INTERMITTENT FASTING/TIME RESTRICTED EATING

Restrict your eating window each day to 6 to 12 hours intervals with intermittent fasting. Our digestive tract, digestive processes, and metabolism are affected by circadian rhythms, so close the kitchen at night after dinner! Eating late at night strains organs involved in digestion forcing then to work when they are supposed to be repairing. Sometimes simply not eating after 8 pm, for example, can help with weight loss and digestive issues such as heartburn and irritable bowel symptoms. We have reviewed the tremendous antiaging benefits of intermittent fasting, such as autophagy, in previous blog posts, so remember: FAST, TO SLOW AGING!

MEDITATION

Elicit the relaxation response with meditation, deep breathing techniques, walking, Tai Chi, yoga or whatever your preference. Chronic stress, with the resulting continuous release of destructive stress hormones, overwhelms homeostasis, impairs digestion, increases blood sugar levels and fat storage, while simultaneously breaking down muscle and bone. When we activate the relaxation response we decrease cortisol, lower inflammation, slow telomere loss, and halt this erosive impact of chronic stress on our health and pace of aging:  RELAX, TO RESET YOUR HEALTH.

PALEO DIET

Focus our diet on real food sources such as fish, meat, poultry, eggs, seafood, nuts, seeds, berries and vegetables.
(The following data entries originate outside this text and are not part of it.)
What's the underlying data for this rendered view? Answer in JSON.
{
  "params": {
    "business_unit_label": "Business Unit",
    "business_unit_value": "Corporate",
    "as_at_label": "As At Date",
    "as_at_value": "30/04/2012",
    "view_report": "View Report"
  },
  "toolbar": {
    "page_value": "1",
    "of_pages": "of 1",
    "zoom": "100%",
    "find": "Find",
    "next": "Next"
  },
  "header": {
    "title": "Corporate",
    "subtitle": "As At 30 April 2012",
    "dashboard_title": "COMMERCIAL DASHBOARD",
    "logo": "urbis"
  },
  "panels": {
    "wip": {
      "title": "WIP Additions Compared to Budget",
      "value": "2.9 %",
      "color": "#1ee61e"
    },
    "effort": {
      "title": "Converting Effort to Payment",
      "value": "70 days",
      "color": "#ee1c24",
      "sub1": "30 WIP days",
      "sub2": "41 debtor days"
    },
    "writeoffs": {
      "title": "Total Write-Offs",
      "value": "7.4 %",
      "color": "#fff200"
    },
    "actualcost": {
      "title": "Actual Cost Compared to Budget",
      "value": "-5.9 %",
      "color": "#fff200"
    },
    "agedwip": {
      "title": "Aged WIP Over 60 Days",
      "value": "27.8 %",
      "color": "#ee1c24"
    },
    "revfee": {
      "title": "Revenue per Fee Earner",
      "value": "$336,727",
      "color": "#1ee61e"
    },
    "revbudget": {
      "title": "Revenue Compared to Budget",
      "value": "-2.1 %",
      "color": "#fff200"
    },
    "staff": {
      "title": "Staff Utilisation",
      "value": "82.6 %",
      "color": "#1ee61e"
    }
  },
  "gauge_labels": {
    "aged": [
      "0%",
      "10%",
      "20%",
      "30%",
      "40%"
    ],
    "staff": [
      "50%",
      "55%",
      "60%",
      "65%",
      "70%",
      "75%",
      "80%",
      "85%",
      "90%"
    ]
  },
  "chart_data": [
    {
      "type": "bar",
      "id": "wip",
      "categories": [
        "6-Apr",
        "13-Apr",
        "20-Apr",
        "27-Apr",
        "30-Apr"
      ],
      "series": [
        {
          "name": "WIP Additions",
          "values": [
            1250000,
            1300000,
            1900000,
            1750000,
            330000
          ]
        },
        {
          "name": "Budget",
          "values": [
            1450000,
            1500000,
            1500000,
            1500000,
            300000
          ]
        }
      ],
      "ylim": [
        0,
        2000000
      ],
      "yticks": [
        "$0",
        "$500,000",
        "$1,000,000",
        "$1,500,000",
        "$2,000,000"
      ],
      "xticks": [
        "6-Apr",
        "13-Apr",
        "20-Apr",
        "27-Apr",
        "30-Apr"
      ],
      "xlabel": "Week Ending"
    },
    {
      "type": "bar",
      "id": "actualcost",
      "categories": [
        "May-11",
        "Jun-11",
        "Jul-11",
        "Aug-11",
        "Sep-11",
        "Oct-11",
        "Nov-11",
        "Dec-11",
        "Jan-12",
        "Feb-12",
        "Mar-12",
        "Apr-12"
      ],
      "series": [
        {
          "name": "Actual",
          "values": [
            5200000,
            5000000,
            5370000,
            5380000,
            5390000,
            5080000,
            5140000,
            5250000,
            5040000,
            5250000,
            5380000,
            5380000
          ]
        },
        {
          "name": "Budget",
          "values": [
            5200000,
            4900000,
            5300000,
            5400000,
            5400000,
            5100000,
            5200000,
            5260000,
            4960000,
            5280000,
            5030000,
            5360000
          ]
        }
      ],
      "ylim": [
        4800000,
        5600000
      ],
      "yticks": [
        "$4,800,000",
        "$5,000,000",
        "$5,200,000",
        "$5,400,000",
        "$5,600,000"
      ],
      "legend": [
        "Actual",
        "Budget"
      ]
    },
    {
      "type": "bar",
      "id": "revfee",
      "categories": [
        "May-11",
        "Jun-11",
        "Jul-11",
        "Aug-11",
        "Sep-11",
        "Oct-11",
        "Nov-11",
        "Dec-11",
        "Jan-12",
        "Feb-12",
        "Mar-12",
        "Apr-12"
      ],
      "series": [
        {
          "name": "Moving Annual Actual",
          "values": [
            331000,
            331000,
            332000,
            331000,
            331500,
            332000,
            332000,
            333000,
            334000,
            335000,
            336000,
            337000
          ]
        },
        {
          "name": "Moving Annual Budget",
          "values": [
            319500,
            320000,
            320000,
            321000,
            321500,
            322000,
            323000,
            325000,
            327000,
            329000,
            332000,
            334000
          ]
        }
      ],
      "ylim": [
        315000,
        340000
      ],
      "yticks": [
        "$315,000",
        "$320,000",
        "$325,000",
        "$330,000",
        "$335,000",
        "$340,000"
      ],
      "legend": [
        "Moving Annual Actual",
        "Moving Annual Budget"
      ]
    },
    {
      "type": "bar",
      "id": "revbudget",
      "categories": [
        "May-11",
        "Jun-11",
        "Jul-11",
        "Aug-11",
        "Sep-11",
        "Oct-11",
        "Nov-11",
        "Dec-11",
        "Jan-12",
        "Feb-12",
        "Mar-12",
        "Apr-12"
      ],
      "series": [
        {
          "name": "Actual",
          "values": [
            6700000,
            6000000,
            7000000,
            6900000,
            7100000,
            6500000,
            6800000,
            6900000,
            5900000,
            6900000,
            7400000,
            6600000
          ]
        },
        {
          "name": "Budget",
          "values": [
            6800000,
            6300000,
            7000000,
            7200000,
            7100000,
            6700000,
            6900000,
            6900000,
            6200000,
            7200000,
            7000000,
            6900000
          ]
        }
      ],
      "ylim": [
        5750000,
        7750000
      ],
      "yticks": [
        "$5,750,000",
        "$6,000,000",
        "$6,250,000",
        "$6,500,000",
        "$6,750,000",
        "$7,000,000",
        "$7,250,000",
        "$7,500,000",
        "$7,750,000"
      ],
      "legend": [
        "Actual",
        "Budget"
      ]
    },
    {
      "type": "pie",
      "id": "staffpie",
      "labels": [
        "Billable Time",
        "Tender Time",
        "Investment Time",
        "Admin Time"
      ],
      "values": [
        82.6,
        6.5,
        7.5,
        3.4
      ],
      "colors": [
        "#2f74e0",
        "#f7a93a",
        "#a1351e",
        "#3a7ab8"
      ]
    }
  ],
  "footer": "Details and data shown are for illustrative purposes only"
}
Avoid pastas, cakes, cookies, breads, candy, grains, corn syrup, soda, juices, processed oils and refined carbohydrates. Processed foods accelerate aging. Real foods slow aging: EAT CLEAN FOR HEALTH!

LAUGH, LOVE, LIVE IN THE MOMENT

Break the cycle of chronic stress by being present, mindful and by living your life with love and gratitude. We all have much to be thankful for. Enjoy your family, friends and pets each day. Share laughs and cherished memories with your loved ones: THE BEST ANTIAGING PRESENT IS BEING PRESENT!

EXERCISE

HIIT, High-intensity interval training, alternating short bursts of activity with quick recovery periods, is a remarkable antiaging modality via several mechanisms including stimulating HGH (growth hormone) release, increasing BDNF (brain-derived neurotrophic factor), our brain fertilizer, and activating stem cells. HIIT is a time efficient exercise technique that optimizes brain and body health while avoiding the excessive stress of prolonged exercise sessions: EXERCISE TO OPTIMIZE. 

Since fasting acts as an exercise mimic, we can accrue additional antiaging benefits when we exercise while fasting: TO REALLY OPTIMIZE, GO FAST WHILE FASTING!

STAY HEALTHY MY FRIENDS……….IT’S SIMPLE!